If a reader is looking for a case study to sink her teeth into, then I would suggest turning to the chapter on hard-boiled crime fiction. With a focus on the well-known detective writer Dashiell Hammett and his lesser-known antecedent Carroll John Daly, it teases out quite a few of the themes and methods that run throughout the book. Linking the self-conscious development of the hard-boiled aesthetic in the pulp magazine Black Mask to the vogue for underworld dictionaries and the semi-canonization of crime writers like Dashiell Hammett, this chapter makes an argument for hard-boiled writers working in a vernacular modernist mode that reflects the power and the politics of vernacular language and slang. It also argues that a turn toward the vernacular served as a watershed moment in the history of crime fiction, replacing the rational realism of classic detective fiction with a modernist world filled with ambiguous meaning and epistemological doubts.

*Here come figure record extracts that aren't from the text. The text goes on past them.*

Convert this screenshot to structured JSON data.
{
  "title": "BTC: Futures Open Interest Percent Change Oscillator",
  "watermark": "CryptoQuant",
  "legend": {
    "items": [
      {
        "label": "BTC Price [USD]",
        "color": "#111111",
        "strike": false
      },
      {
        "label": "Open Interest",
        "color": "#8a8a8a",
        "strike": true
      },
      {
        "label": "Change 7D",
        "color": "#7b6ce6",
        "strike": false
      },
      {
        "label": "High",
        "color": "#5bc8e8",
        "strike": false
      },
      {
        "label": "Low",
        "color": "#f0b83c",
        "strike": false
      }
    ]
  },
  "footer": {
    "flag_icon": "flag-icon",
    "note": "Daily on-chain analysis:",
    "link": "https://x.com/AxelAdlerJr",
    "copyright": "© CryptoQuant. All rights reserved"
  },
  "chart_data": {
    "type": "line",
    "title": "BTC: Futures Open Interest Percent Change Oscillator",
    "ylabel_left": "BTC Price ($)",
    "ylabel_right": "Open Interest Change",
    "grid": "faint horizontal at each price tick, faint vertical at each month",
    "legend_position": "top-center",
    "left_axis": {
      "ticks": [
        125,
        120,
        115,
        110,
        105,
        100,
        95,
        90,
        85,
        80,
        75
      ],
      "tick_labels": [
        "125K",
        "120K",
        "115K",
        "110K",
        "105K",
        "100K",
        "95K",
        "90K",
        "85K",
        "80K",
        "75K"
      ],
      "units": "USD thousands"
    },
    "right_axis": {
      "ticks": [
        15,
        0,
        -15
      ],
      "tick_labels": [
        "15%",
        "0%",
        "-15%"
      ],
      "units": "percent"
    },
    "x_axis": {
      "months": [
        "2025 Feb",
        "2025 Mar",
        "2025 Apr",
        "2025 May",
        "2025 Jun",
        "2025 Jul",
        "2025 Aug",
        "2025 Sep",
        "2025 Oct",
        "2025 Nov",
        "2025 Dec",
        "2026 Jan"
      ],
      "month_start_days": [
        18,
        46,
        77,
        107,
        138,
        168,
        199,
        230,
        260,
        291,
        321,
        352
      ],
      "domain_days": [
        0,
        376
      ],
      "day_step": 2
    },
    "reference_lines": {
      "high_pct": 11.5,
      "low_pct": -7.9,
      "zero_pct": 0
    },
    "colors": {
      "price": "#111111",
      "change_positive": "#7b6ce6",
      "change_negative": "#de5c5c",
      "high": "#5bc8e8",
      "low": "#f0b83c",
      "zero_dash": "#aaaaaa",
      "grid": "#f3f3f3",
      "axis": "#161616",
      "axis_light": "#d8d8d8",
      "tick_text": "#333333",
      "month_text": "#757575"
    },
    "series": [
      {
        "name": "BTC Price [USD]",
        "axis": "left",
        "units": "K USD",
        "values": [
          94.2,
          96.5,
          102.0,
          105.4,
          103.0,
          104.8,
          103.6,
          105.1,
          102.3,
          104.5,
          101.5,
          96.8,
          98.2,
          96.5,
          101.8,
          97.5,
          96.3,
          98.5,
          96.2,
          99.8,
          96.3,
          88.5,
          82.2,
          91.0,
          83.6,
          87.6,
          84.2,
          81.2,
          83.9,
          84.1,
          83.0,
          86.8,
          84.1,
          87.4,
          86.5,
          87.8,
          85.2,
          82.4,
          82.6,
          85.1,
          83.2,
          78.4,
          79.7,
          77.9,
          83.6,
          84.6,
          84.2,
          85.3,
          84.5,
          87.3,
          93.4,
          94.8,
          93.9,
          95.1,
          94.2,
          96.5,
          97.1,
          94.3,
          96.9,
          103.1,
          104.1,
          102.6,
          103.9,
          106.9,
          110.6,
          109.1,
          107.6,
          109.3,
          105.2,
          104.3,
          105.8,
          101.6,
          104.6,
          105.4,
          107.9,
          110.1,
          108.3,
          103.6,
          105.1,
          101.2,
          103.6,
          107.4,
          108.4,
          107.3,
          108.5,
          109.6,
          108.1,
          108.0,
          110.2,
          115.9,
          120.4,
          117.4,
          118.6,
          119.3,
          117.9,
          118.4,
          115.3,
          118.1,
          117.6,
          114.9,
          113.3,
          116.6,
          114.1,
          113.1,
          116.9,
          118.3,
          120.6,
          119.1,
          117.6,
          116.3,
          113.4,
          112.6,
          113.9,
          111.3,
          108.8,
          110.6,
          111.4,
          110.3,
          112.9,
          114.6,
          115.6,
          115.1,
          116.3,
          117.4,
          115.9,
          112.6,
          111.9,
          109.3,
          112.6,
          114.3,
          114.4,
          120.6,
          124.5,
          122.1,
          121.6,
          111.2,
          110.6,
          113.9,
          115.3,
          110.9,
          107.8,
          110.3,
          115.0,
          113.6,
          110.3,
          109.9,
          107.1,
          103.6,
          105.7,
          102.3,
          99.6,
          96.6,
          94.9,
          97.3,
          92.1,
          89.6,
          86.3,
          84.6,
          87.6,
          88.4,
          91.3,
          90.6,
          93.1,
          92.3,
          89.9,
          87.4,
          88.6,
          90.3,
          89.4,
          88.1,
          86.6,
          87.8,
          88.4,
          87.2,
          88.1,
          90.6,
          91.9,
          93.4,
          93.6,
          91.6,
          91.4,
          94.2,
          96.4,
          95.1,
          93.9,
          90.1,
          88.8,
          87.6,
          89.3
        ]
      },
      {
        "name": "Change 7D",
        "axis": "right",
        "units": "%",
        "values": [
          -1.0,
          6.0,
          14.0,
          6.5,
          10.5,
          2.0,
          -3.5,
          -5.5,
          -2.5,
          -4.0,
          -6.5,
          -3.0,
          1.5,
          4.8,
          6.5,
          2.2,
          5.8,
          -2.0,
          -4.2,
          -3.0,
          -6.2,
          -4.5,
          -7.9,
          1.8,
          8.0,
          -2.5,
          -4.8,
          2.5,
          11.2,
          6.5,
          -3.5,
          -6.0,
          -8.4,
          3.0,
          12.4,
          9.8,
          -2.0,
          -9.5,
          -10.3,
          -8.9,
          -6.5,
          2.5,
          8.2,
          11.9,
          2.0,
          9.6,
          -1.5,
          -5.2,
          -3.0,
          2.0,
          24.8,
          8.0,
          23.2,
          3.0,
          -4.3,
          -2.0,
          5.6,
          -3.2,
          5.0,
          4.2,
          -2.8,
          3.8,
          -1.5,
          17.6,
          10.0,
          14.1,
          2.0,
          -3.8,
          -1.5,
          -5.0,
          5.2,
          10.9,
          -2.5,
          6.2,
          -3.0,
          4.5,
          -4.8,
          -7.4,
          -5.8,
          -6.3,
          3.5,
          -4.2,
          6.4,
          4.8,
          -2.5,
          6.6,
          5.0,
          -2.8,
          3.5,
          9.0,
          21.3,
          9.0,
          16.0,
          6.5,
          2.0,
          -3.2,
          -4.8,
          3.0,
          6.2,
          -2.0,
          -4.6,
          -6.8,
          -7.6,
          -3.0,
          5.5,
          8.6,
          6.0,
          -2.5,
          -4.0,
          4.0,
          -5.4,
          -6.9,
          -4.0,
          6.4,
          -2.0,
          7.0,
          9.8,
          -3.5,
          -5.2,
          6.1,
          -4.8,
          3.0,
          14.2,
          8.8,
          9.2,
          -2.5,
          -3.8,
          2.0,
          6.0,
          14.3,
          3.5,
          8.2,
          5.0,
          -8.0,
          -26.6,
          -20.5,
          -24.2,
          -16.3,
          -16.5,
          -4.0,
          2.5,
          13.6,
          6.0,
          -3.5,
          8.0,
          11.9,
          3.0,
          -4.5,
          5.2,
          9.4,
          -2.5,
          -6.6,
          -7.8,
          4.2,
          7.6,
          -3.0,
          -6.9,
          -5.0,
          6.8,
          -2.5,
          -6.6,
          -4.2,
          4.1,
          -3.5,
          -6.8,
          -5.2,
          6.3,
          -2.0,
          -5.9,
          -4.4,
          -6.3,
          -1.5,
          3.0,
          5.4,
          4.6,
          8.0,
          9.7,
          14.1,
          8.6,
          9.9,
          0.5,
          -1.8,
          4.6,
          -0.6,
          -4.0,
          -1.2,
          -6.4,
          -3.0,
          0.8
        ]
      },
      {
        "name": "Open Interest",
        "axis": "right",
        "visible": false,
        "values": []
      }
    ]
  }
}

Ultimately, I hope to provide in The Word on the Streets a model for how scholars might begin to rethink the complexity of popular writing. All too often popular writing is trotted out as a kind of raw material that more talented writers transform into capital-L Literature (or capital-M Modernism) through some form of literary alchemy. And this can happen even in well-meaning studies that seek to promote popular writing as radical or valuable. My method here is to give these writers some credit for being more than merely “fiction factories” writing for money; in my account, these writers are deliberate about their choices and deeply interested in the power and complexity of language.
By giving these writers credit for understanding and practicing their craft, The Word on the Streets steps away from ideological readings that indict writers—especially popular and middlebrow writers—for their complicity with power structures. I wouldn’t exactly call this approach “postcritical” (in the way the Rita Felski describes such a method), but I would say that if we want to preserve the gains of cultural studies—in particular, the diversification of the canon—we need to acknowledge that these writers were often quite articulate about their own writing practice. Whether it is the strategic use of urban vernacular and street slang in the Harlem novels of Rudolph Fisher and Claude McKay as a means of raising questions about the politics of uplift in the Harlem Renaissance, or the emphasis on working-class and baseball slang in Ring Lardner to revise the class dynamics of American humor, these vernacular modernists mounted their own critique of nineteenth-century linguistic conventions and offered new possibilities for the genres they transformed.
The vernacular modernists I discuss are well aware of the complicated politics of language in the modernist era: a moment characterized by nativist and anti-immigrant sentiment, labor unrest, and racial discrimination and violence. In each of my case studies, I tease out the ways in which the transformation of each of these individual genres wrestles directly with how language—both standard and non-standard vernacular languages—remains deeply connected to these politics.